The Scherzo can be recognized as one of Borodin's compositions instantaneously because of its bright tone, pounding rhythms and exciting melodies. In the main theme of the piece a constant rhythm is used, giving it a clear beat, but unfortunately this also makes it very challenging for the pianist due to the constant jumps required. The piece often modulates, making it more interesting and varied. Played at correct speed, the piece only lasts around three minutes. However this "miniature" offers an admirable summary of its composer's style.

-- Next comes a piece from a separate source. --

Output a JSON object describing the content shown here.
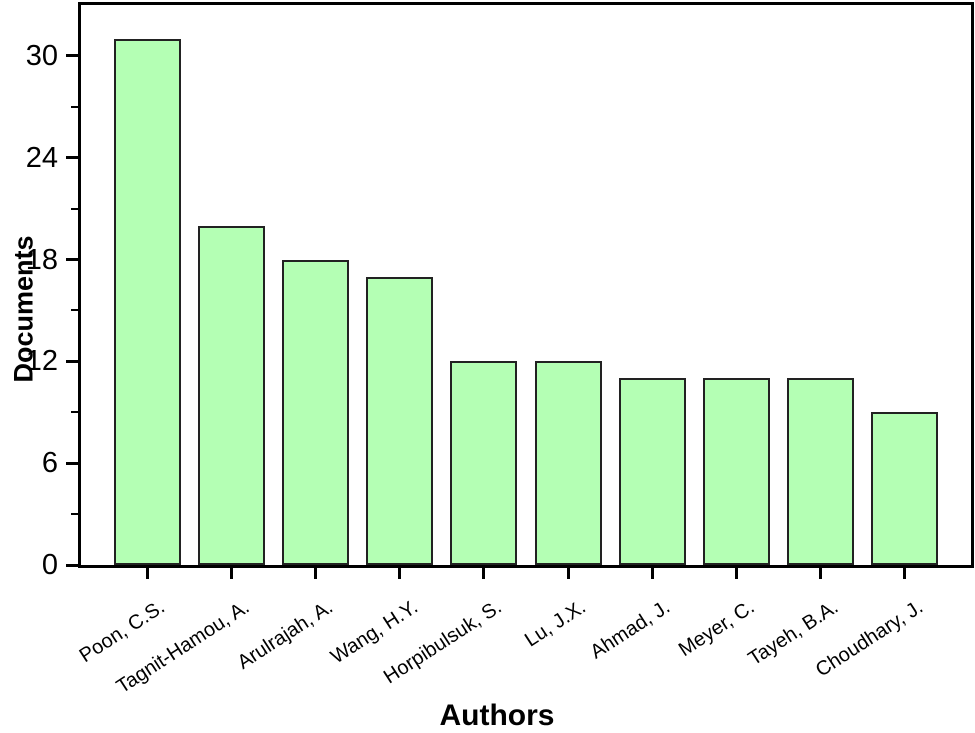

The following pianists have recorded the piece:
|Pianist||Duration||Record Label||Recording Date|
|Vladimir Ashkenazy||02:48||Philips Records||1983|
|Margaret Fingerhut||02:58||Chandos Records||1985|
|Philip Edward Fisher||03:22||Chandos Records||2011|
|Roberto Giordano||03:12||Cypress Records||2004|
|Dirk Joeres||02:59||Largo Records||1986|
|Vladimir Leyetchkiss||03:15||Centaur Records||1991|
|Sergei Rachmaninoff||02:57||RCA Victor||1935|
|Marco Rapetti||03:21||Brilliant Classics||2008|
|Victor Ryabchikov||03:04||Olympia Records||1999|
|Joseph Villa||02:49||Dante Records||1980|
In 1889, just two years after Borodin's Death, Alexander Glazunov orchestrated the Petite Suite. Glazunov's orchestration of the Suite makes the 7th movement (Finale) the Scherzo, with the Nocturne inserted inside it as a trio section. The total length of the movement is around eight minutes.